2012年7月31日火曜日

抗がん剤再活性化が可能となる発見から新薬

効果が薄くなったり、効かなくなった抗がん剤や抗生物質などの再活性化が可能となる発見がなされた。

土中の微生物が生成する抗生物質「ストレプトスリシン」のメカニズムを解明したことで、この仕組みを応用し、抗生物質の効能を保持しつつ人体などへの毒性を緩和するアミノ酸化合物(ペプチド)の合成に成功したのだ。

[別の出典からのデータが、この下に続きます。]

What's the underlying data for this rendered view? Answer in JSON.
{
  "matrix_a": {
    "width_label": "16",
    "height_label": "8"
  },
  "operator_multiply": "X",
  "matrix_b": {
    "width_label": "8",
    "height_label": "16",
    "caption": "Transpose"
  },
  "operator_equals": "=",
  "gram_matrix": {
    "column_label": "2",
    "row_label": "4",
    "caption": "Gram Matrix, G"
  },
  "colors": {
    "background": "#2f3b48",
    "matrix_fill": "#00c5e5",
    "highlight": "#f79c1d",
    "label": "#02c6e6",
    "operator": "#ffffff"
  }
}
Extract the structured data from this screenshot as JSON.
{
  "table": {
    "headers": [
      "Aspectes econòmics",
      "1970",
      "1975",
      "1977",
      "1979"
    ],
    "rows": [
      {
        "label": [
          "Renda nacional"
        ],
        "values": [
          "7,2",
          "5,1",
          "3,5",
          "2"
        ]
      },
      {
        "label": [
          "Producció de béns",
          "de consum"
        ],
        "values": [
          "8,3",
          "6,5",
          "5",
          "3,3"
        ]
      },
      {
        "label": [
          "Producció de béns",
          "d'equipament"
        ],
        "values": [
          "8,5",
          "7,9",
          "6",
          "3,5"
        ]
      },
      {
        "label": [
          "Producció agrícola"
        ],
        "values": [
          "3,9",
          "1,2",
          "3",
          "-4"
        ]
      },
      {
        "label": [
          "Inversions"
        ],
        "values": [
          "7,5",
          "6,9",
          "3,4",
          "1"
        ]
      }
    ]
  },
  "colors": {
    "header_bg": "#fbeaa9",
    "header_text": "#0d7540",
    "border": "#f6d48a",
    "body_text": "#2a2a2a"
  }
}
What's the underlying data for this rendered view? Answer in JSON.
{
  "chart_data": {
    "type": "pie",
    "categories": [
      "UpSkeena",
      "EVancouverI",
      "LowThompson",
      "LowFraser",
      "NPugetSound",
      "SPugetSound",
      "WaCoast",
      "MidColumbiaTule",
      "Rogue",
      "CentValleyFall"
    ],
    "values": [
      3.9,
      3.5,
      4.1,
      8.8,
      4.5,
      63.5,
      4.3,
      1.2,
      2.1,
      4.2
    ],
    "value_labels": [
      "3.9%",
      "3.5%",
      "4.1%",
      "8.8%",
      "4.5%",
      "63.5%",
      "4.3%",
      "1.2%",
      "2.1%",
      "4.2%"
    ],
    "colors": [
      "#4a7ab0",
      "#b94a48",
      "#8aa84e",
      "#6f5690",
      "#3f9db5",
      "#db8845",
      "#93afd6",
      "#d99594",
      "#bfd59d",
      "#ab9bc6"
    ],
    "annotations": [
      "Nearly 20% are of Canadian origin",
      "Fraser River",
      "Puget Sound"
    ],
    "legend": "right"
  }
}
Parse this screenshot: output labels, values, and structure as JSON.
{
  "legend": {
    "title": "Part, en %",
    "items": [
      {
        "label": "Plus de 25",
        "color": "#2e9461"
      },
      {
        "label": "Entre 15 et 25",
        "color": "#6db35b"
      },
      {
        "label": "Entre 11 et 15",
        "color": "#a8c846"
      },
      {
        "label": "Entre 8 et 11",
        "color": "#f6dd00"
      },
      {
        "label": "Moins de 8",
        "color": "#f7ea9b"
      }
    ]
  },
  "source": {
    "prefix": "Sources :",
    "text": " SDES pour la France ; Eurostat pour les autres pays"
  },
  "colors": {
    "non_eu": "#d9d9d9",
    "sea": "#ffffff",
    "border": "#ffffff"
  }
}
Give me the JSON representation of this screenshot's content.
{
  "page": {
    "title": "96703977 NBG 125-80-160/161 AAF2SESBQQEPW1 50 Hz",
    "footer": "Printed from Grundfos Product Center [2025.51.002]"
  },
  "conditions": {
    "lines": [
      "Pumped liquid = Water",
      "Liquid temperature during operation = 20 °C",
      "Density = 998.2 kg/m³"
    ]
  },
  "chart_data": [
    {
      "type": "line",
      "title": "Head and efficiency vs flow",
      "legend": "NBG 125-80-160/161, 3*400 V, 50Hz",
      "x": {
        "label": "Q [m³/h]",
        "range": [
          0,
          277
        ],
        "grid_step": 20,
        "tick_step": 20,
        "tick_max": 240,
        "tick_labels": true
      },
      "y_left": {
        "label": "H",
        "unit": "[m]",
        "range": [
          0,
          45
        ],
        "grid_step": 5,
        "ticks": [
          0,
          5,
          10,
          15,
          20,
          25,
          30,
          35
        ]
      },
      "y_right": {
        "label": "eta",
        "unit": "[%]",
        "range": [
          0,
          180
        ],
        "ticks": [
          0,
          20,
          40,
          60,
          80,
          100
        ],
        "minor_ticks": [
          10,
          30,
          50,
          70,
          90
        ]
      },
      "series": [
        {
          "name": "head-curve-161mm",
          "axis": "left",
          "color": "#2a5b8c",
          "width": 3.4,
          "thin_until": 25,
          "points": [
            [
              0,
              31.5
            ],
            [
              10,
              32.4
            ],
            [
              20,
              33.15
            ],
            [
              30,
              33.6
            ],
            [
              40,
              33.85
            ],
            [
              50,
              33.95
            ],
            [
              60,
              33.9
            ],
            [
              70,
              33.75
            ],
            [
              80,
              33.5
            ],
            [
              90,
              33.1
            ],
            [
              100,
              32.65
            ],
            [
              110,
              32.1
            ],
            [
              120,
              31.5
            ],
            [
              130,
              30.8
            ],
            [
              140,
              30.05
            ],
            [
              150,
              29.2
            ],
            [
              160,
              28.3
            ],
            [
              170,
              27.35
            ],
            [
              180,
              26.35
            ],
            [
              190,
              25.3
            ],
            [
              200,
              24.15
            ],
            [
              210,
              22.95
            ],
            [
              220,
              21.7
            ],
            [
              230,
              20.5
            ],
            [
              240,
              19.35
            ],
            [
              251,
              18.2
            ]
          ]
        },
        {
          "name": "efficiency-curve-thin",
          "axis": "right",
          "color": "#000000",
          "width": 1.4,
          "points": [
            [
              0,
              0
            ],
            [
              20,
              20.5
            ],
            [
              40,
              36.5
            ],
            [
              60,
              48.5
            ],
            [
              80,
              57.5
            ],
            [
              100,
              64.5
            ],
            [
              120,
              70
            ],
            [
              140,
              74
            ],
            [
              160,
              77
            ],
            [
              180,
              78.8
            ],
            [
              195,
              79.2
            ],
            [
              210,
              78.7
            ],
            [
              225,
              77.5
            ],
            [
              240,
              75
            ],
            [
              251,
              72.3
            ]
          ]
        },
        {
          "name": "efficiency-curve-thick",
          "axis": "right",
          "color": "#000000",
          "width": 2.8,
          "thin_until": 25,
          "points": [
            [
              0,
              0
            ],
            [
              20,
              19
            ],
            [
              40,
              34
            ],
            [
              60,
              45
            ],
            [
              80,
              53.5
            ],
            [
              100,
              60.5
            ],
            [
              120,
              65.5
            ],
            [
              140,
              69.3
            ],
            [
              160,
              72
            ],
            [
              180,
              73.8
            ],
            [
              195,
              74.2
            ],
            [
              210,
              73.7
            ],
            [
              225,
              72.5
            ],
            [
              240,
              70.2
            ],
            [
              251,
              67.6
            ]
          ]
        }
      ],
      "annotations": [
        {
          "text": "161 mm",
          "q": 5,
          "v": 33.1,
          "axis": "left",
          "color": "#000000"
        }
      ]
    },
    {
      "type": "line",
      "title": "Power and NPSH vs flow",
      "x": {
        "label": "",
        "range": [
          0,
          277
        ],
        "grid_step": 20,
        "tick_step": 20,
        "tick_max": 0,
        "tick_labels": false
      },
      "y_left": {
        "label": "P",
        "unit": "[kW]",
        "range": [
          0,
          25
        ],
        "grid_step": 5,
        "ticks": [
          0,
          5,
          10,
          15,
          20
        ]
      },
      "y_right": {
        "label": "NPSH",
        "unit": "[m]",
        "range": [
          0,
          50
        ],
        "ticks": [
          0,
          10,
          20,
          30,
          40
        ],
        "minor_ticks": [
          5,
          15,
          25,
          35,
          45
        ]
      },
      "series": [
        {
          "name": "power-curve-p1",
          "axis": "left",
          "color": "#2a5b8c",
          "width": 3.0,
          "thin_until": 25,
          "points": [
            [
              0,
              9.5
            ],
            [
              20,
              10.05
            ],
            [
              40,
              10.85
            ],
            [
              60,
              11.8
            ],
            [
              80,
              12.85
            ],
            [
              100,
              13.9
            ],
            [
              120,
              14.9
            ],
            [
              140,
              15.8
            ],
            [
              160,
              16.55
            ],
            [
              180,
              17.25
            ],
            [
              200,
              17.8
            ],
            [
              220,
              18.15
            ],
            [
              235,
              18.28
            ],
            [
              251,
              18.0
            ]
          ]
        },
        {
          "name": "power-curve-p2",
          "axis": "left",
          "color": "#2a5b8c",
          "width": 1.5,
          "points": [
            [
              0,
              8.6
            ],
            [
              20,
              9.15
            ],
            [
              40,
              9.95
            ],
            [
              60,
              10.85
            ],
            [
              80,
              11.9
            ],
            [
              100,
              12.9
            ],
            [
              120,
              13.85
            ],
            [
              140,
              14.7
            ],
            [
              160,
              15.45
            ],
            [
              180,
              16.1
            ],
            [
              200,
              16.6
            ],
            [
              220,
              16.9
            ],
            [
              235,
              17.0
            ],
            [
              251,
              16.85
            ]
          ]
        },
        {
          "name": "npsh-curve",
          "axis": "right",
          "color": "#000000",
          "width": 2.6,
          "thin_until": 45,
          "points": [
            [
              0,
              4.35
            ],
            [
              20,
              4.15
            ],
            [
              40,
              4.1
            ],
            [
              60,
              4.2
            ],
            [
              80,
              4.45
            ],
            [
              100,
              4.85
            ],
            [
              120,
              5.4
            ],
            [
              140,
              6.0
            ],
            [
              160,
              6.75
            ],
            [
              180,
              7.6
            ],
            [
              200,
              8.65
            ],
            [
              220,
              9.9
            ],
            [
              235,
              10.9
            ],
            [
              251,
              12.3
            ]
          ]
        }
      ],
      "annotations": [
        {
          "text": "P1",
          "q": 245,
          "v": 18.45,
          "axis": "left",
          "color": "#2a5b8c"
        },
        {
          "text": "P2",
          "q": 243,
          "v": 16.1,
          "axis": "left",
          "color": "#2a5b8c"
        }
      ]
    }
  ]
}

現在、約2万種類の抗生物質や抗がん剤、免疫抑制剤が生産されているが、実用化されているものはわずか1%。残りの99%は毒性が強いなどの理由で、実用化されていない。

合成に成功したペプチドは、「病原菌に付着し易く、細胞膜を透過し易い」という特徴がある。この性質を利用して、効かなくなった抗がん剤に酵素を用いてペプチドを付加することで、再活性化を図ることも可能となるのだ。

さらに、今回発見されたペプチドを既存の抗生物質に付加することで、 新薬の発見につながり、抗がん剤の新薬開発にも貢献する見込み。

解明したのは、福井県立大の研究チーム。研究論文は、科学誌「Nature Chemical Biology」に掲載された。